Wearing Propaganda: Textiles on the Home Front in Japan, Britain, and the United States, 1931–1945 was the first major exhibition of propaganda fashion designed and produced in Japan, Britain, and the United States during the years of conflict in the Asia-Pacific War and World War II. Scheduled to coincide with the 60th anniversary of the end of World War II, the exhibition provided a unique opportunity to consider this underrecognized but visually exciting genre of wearable propaganda, worthy of note today not only for its design value but also as a reflection of the popular culture of the time.
Approximately 130 works of art illustrated how civilian textile design helped to promote wartime agendas in the three countries. The material on view included clothing and accessories, textile samples, cartoons for textile designs, posters, and photographs. The objects were drawn from public and private collections throughout the United States and Britain and from numerous private collections in Japan. Many of the objects, especially the Japanese, were unknown and had never before been documented, exhibited, or photographed.
Interestingly, but not surprisingly, there are distinct cultural differences between Japan and the West in the use of propaganda textiles. The American and British examples were produced almost exclusively for women and were worn prominently in public, as headscarves, blouses, and dresses. In Japan, most of the clothing incorporating textiles with propaganda images was worn by men and young boys. The propaganda textiles used for men’s garments appeared predominantly in traditional clothing such as nagajuban (long underkimono) or the linings of haori (jackets worn with kimono), and thus were, for the most part, designs that would be hidden from public view and thus seen only by people close to the wearer. Also striking is Japan’s use of propaganda textiles in children’s clothing. Many of the pieces in the exhibition are kimono for young boys and omiyamairi (shrine-visiting kimonos, comparable to christening gowns) that included potent military imagery.
The textiles in the exhibition included clothing (kimono, nagajuban, haori, obi, blouses, dresses, scarves, and so forth); yardage or sample pieces; miscellaneous textiles such as handkerchiefs, tablecloths, and furoshiki (wrapping cloths); and, for context, examples of other items of the popular visual and material culture of the time, including posters, toys, magazines, and fans.

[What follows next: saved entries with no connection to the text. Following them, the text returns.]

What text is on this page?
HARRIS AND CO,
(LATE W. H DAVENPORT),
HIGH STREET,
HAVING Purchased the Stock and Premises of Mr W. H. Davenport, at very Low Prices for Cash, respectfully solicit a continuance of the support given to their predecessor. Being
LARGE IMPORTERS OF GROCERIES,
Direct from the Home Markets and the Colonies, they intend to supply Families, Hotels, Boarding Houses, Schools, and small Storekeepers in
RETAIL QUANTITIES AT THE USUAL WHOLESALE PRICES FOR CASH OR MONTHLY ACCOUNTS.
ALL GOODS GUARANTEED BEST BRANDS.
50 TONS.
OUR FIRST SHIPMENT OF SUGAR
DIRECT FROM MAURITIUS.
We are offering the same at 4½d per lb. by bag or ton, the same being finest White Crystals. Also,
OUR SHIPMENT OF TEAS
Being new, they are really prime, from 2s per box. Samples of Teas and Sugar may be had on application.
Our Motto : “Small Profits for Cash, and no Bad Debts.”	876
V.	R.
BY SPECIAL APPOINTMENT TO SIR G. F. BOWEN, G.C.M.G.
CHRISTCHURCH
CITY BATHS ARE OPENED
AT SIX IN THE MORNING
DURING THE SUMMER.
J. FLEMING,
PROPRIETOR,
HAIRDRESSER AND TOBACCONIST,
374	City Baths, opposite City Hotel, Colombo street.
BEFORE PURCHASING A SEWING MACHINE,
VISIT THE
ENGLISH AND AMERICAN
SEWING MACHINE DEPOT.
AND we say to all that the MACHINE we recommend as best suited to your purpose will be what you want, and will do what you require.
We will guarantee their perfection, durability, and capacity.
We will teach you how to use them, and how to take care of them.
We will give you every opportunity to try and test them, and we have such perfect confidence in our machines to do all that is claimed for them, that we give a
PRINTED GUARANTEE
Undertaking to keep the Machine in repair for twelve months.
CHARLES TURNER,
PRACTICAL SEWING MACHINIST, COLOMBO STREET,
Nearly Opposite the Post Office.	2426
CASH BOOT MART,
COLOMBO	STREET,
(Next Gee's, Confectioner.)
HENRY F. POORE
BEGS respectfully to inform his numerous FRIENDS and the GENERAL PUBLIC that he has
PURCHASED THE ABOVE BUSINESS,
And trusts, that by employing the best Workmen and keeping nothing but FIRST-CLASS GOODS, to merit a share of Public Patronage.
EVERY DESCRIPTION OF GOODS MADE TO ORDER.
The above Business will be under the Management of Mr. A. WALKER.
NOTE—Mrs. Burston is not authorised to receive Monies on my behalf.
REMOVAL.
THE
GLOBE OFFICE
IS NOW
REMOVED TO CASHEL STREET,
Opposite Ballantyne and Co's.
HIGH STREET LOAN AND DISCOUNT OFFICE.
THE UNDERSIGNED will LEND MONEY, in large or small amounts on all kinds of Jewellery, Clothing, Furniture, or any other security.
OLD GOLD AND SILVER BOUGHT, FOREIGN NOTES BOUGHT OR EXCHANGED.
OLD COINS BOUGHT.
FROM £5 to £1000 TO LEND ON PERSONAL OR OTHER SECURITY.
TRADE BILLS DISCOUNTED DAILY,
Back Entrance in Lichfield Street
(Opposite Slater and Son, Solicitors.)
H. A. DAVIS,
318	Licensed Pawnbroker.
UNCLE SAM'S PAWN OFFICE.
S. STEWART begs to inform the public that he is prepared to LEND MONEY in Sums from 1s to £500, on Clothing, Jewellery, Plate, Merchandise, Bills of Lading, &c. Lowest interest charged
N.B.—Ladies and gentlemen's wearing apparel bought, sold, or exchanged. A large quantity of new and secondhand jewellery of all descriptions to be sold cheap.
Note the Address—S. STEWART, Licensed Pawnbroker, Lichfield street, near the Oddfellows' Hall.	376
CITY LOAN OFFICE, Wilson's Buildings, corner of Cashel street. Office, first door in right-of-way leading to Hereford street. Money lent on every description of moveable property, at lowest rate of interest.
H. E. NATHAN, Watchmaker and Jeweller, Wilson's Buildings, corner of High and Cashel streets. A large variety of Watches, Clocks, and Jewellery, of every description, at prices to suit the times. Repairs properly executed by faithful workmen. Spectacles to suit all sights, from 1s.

The exhibition and its accompanying catalogue examined 20th-century printed textile designs as both a celebration and a reflection of everyday life and culture, a discussion that then segued into a review of the production of textiles with wartime propaganda designs. Wearing Propaganda also provided an in-depth examination of the most prevalent themes and motifs to be found in the propaganda textiles: modernity, empire, militarism, patriotism, sacrifice, heroes and leaders, text (slogans, words, and songs), alliances (Allies and Axis), and victory.
Wearing Propaganda was curated by Jacqueline M. Atkins, a PhD candidate at the Bard Graduate Center. A noted scholar of American textiles, she has published extensively on the history of American and Japanese domestic textiles and quilts. She is the Kate Fowler Merle-Smith Curator of Textiles at the Allentown, Pennsylvania Art Museum, an institution known for its extensive textile collection, which contains a significant group of propaganda textiles.
The accompanying catalogue, Wearing Propaganda: Textiles on the Home Front in Japan, Britain, and the United States, was published by the BGC in collaboration with Yale University Press. It was the first comprehensive study of civilian wartime textiles with wartime motifs as Home Front propaganda, and includes contextual essays on the wartime period by well-known scholars. Among the essays are: “Propaganda on the Home Fronts: Clothing and Textiles as Message,” by guest curator Jacqueline M. Atkins; “Japan’s Beautiful, Modern War,” by John Dower, professor of Japanese history, Massachusetts Institute of Technology and a Pulitzer Prize winner; “Cultural Icons of Britain at War: Potatoes are Protective, Too,” by Antonia Lant, professor of cinema studies, New York University; “An American Vision: Propaganda from the Second World War,” by Marianne Lamonaca, chief curator, The Wolfsonian–Florida International University; “The Fifteen-Year War and War-Promoting Kimono,” by Midori Wakakuwa, professor, Kawamura Gakuen Women’s University, Japan; and “Design and War: Kimono as ‘Parlor-Performance’ Propaganda,” by Hiroshi Kashiwagi, professor, Musashino Art University, Japan; “Keeping Up Home Front Morale: ‘Beauty and Duty’ in Wartime Britain,” by Pat Kirkham, Professor at the Bard Graduate Center; “London Squares: The Scarves of Wartime Britain,” by Paul Rennie; and “Showing the Colors: America,” by Beverly Gordon, Professor at the University of Wisconsin.